Corrado Vichi


Le persone più attempate ricordano come Corrado Vichi si rivolgeva ai fascisti paesani: “Non mi toccate la bicicletta che poi sono costretto a disinfettarla”. Episodi come questi diventarono proverbiali attirando sul nostro nubi minacciose accompagnate da bastonature e olio di ricino. Per evitare conseguenze più gravi, Corrado fu costretto ad emigrare in Francia dove lavorò come cameriere per quindici anni.

Al rientro  a Buti fu il primo segretario della Sezione del Partito Comunista.
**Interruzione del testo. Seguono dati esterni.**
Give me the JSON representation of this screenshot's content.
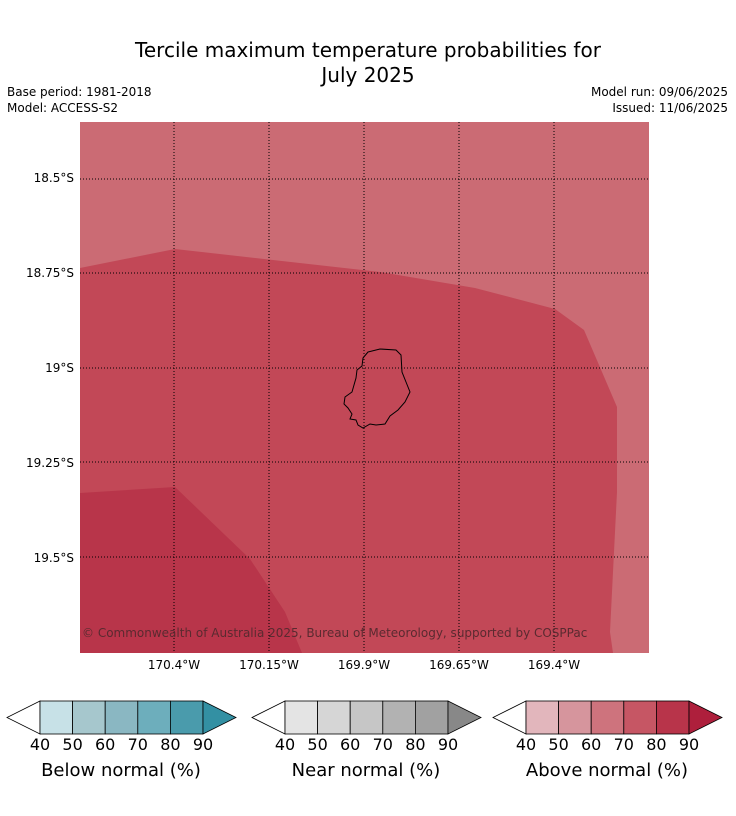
{
  "title_line1": "Tercile maximum temperature probabilities for",
  "title_line2": "July 2025",
  "meta": {
    "base_period": "Base period: 1981-2018",
    "model": "Model: ACCESS-S2",
    "model_run": "Model run: 09/06/2025",
    "issued": "Issued: 11/06/2025"
  },
  "lat_labels": [
    "18.5°S",
    "18.75°S",
    "19°S",
    "19.25°S",
    "19.5°S"
  ],
  "lon_labels": [
    "170.4°W",
    "170.15°W",
    "169.9°W",
    "169.65°W",
    "169.4°W"
  ],
  "copyright": "© Commonwealth of Australia 2025, Bureau of Meteorology, supported by COSPPac",
  "colors": {
    "above_60_70": "#cb6b74",
    "above_70_80": "#c24857",
    "above_80_90": "#b8354a",
    "gridline": "#000000"
  },
  "colorbars": [
    {
      "label": "Below normal (%)",
      "ticks": [
        "40",
        "50",
        "60",
        "70",
        "80",
        "90"
      ],
      "colors": [
        "#c7e1e7",
        "#a6c7cd",
        "#8ab7c2",
        "#6daebc",
        "#4a9bac",
        "#3390a3"
      ]
    },
    {
      "label": "Near normal (%)",
      "ticks": [
        "40",
        "50",
        "60",
        "70",
        "80",
        "90"
      ],
      "colors": [
        "#e4e4e4",
        "#d6d6d6",
        "#c6c6c6",
        "#b2b2b2",
        "#a1a1a1",
        "#888888"
      ]
    },
    {
      "label": "Above normal (%)",
      "ticks": [
        "40",
        "50",
        "60",
        "70",
        "80",
        "90"
      ],
      "colors": [
        "#e2b6bc",
        "#d6959d",
        "#ce737d",
        "#c65664",
        "#b8344a",
        "#ae1f3c"
      ]
    }
  ]
}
Ad attestare l’autorevolezza conquistata per il suo passato di coerente antifascista, si ricorda un episodio in occasione del rapporto Kruscev al XX congresso del PCUS , che segna l’inizio di un processo comunemente definito “destalinizzazione”, in virtù del quale vi fu la definitiva caduta del regime totalitario e una parziale liberalizzazione della vita politica e culturale dell’URSS. Il PCI incontrò forti resistenze a far passare alla base le nuove posizioni. La Federazione di Pisa inviò a Buti un giovane funzionario, Anselmo Pucci (dirigente contadino molto stimato anche qui in paese), a dettare la linea. Sfortunatamente per lui dovette confrontarsi con Corrado Vichi che lo apostrofò così: “O bimbo, digli al Paolicchi (il segretario della Federazione di allora) che venga lui a spiegarmelo cosa è stato il compagno Stalin”. E al Pucci, che stimava incondizionatamente il Vichi per quel passato cui si faceva cenno sopra, toccò tornarsene a Pisa con la coda tra le gambe. Così il Pucci raccontò l’episodio  alla Patrizia Dini, che gli fu collaboratrice per tanti anni alla Regione.